Не понял Дэнкуш, и о каком павшем жертвой знаменитом человеке, чья смерть должна сцементировать единство правительственного блока партий, шла речь. На мгновение он подумал, что за те несколько часов, пока он занимался вопросом о справедливой мести за смерть станционного сторожа — смерть незаметного человека, был убит кто-то еще, кто был в глазах префекта важной персоной, совершено еще одно преступление с целью покрыть то, прежнее. Он чуть было не спросил, о чем идет речь, кто еще убит. Он высвободился из неожиданных и омерзительных объятий префекта, почти грубо оттолкнув его, выдернул руки из его мокрых от волнения ладоней и заговорил более громко и сердито, чем собирался, чем если бы перед ним оказался настоящий враг — хитроумный, скрытый и, во всяком случае, решивший ему противодействовать.
— Господин префект, положение стало совершенно невыносимым. Деклассированные элементы, пользуясь попустительством, если не поддержкой, властей, спекулируют на отсутствии товаров и нищете, убивают невинных людей, грабят, прямо и косвенно сея беспорядки и страх. Вы, может быть, знаете, что сегодня вечером бандитами был убит станционный сторож. Надо принять экстренные меры, приложить всю энергию, чтобы обнаружить и наказать по заслугам всех виновных, кто бы они ни были.
Дэнкуш замолчал, наблюдая реакцию префекта: тот отступил на два шага и слушал, всем своим видом выражая торжественную сосредоточенность, сложив перед собой руки и слегка наклонив голову.
Молчание немного затянулось, потому что префект приготовился выслушать длинную речь и заранее решил в принципе с ней согласиться. Слова Дэнкуша в любом случае были лучше агрессивных действий, которых он бессознательно ждал. Но продолжения не последовало, и тут префект понял, что от него ждут ответа.

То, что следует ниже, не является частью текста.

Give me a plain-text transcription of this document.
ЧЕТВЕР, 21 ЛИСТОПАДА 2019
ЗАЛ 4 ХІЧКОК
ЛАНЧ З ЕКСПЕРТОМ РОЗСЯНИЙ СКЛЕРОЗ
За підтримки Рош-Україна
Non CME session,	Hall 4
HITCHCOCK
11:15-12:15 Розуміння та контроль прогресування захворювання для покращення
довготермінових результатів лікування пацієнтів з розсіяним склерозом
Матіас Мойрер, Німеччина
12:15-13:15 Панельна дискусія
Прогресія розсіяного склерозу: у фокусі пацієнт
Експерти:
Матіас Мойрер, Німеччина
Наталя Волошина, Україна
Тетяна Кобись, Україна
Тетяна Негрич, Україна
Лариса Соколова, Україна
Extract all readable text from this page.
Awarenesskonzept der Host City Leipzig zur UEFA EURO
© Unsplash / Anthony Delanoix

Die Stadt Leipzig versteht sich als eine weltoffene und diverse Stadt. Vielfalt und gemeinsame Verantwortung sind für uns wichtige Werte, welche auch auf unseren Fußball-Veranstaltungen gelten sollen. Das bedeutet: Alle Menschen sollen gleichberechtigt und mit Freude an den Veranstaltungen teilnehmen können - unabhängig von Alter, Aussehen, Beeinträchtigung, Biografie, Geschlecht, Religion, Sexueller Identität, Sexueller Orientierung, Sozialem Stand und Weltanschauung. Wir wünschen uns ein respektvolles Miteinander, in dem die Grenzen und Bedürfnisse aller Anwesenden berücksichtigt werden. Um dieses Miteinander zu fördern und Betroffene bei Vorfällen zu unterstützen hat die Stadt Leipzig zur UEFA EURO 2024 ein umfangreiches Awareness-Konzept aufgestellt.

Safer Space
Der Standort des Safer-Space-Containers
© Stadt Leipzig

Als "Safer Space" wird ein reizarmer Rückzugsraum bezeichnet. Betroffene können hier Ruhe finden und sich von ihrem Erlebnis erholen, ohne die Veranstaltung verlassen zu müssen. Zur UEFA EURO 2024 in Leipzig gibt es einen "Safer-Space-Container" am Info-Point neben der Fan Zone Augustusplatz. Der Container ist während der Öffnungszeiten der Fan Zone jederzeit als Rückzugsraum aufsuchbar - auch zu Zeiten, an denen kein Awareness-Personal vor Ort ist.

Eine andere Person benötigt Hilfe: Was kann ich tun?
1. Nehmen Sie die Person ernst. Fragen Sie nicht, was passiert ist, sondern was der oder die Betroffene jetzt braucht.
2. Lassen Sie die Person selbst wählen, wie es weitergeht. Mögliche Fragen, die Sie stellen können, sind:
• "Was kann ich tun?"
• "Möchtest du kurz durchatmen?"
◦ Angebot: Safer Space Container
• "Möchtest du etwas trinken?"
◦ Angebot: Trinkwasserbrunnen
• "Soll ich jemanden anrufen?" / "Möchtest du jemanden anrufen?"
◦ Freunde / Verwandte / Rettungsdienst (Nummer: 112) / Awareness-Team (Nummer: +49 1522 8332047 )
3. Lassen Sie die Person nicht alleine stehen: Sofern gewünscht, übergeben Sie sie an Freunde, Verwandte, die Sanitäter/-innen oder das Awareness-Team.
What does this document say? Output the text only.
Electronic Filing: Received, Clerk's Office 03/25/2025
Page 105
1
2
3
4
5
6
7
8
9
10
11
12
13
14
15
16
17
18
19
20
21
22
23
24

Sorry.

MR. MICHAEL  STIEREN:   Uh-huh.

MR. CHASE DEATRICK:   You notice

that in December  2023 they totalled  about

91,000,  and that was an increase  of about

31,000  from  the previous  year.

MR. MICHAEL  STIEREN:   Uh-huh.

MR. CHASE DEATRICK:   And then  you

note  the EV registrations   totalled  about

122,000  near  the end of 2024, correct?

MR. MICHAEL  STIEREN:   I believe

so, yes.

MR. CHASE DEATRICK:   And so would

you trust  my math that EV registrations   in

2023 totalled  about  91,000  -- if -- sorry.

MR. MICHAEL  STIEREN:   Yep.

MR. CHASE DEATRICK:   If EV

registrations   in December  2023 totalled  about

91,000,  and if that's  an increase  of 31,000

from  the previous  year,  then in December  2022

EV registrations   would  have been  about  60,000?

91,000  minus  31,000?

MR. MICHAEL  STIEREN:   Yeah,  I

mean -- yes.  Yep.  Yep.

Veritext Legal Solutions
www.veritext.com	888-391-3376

Ответ мог быть, конечно, единственный — согласие с Дэнкушем, демонстрация этого согласия, хотя префект больше чувствовал, чем понимал, что это означает: признать свою неспособность руководить уездом и обеспечить порядок. Если бы он не был так напуган своими же собственными выдумками — политическим преступлением против таинственного руководителя коммунистов, — возможно, он еще и попытался бы свести все на нет, до значения отдельного печального инцидента. Но то, что казалось ему большим политическим событием (и было таковым, но по другим причинам), он не мог расценить просто как несчастный случай. Он ответил:
— Вы совершенно правы, господин Дэнкуш. Положение и в самом деле серьезное и невыносимое. Мы приложим максимальную энергию и примем все меры, какие вы сочтете уместными.
И замолчал, ожидая продолжения. Теперь, немного успокоившись, он мог подумать о предусмотрительности руководителя коммунистов — официального, признанного руководителя, который говорил только о «станционном стороже», не открывая его подлинного лица.
Столкнувшись с таким отсутствием сопротивления, Дэнкуш почувствовал себя обязанным смягчить тон, но, естественно, прибавил к сказанному список мер, принятых бюро уездного комитета. Он вынул из кармана бумагу и прочел ее медленно и отчетливо, словно диктуя, почти так, как некогда в классе диктовал тему письменной работы. После каждого пункта он смотрел на префекта, наблюдая за ним. По ошибке он зачитал и те пункты, которые префекта не касались и относились к запланированным агитационным мероприятиям. Он заметил свою ошибку, только когда префект выхватил у него бумагу и, подбежав к письменному столу, обмакнул перо в тяжелую, бронзовую, с инкрустациями чернильницу (тоже наследие имперского префекта графа Лоньяй), чтобы зафиксировать свое согласие. Дэнкуш поспешил забрать назад бумагу.
— Не эту, — воскликнул он. — Не эту! Подпишите резолюцию комиссии рабочего контроля, ведущей наблюдение над допросом уголовных преступников.